On Monday, 14 June 2021 at 09:18:19 UTC, Iain Buclaw wrote:
> The front-end used by GDC is DMD. :-)
You can generally expect any given major release of GCC to support and backport any fixes to the version of DMD it's sporting for 3 years.
Sadly, LDC was much easier to compile on Mac than GCC the last time I tried. If this is changed then it makes a lot of sense to view GDC as a stable release if it is stable over a period of 3+ years.
But then you have to be quite picky about which release of DMD you embrace, and not try to follow the latest release because people demand it (before it has proven itself as free of regressions).
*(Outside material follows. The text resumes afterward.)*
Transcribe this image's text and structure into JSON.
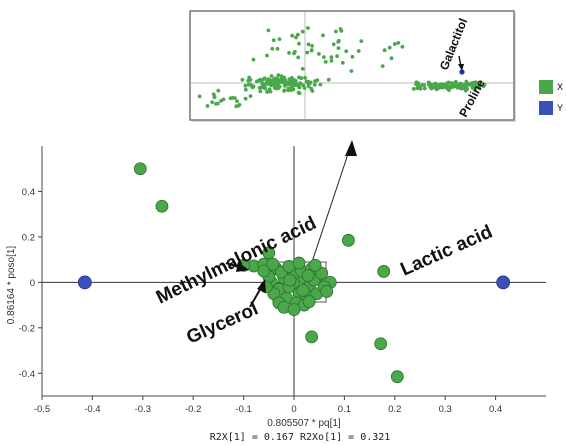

Another issue is that of libraries an "tutorialish" starting points (like a 2D game app on github that is a startingpoint for writing your own games).
They need a clear set of feature-profiles, so that it is clear whether a compiler upgrade will break or not break an older code base. People seem to complain about this regularly in the forums; they found something interesting on github, try to compile it and get lots of errors.
What is the difference between GDC and LDC? Off the top of my head:
- I assume dcompute
- LLVM intrinsics
Are there differences between GDC and LDC inline assembly?
Map out all these "sets of features" and how future/backwards compatible they are and define a manifest-file-standard for expressing it in repos and we can talk about stability.